5. On the subject of Fourier transforms, [ColeShashZhao:uncoopTS] point out that
   Fourier transforms, wavelets and the singular value decomposition do _not_ do
   very well at reducing the dimensionality of certain "uncooperative" time
   series (time series in which the power of the time series is spread over
   all Fourier coefficients). They improve on "sketches" to reduce the
   dimensionality of time series while approximately preserving the distance
   between any two (for similarity queries).

   Sketches are random projections: "taking [the] inner product of each time
   series window, considered as a vector, with a set of random vectors". If
   there are d of these random vectors, then the d results can be thought of
   as a vector in a d-dimensional space. Repeating this 2b more times and
   using medians is the approximation.

   [ColeShashZhao:uncoopTS] use a variety of other techniques, including
   convolution, to speed up the process of making sketches.

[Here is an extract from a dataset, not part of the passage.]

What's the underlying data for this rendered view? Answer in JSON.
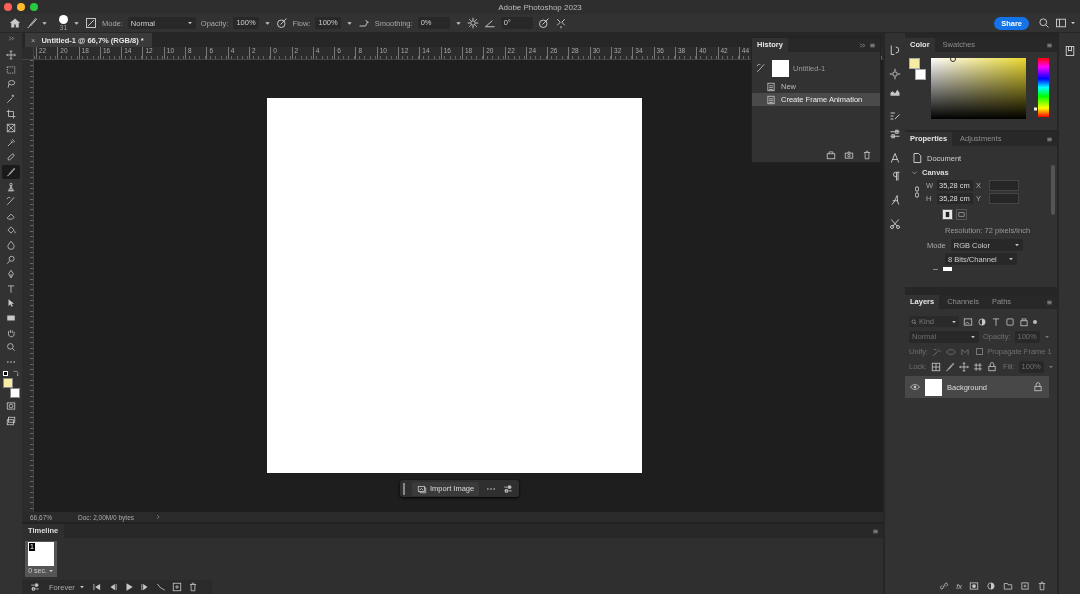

[LernShash:AQuery] Alberto Lerner, Dennis Shasha "AQuery, Query Language for
Ordered Data Optimization Techniques, and Experiments" VLDB 29 2003

[WhitShash:stockSeries] Arthur Whitney, Dennis Shasha "Lots o' Ticks: real-time
high performance time series queries on billions of trades and quotes" SIGMOD
2001

[ColeShashZhao:uncoopTS] Richard Cole, Dennis Shasha, Xiaojian Zhao "Fast Window
Correlations Over Uncooperative Time Series" KDD 2005

[See cs.nyu.edu/shasha/papers/papers.html for these papers in pdf.]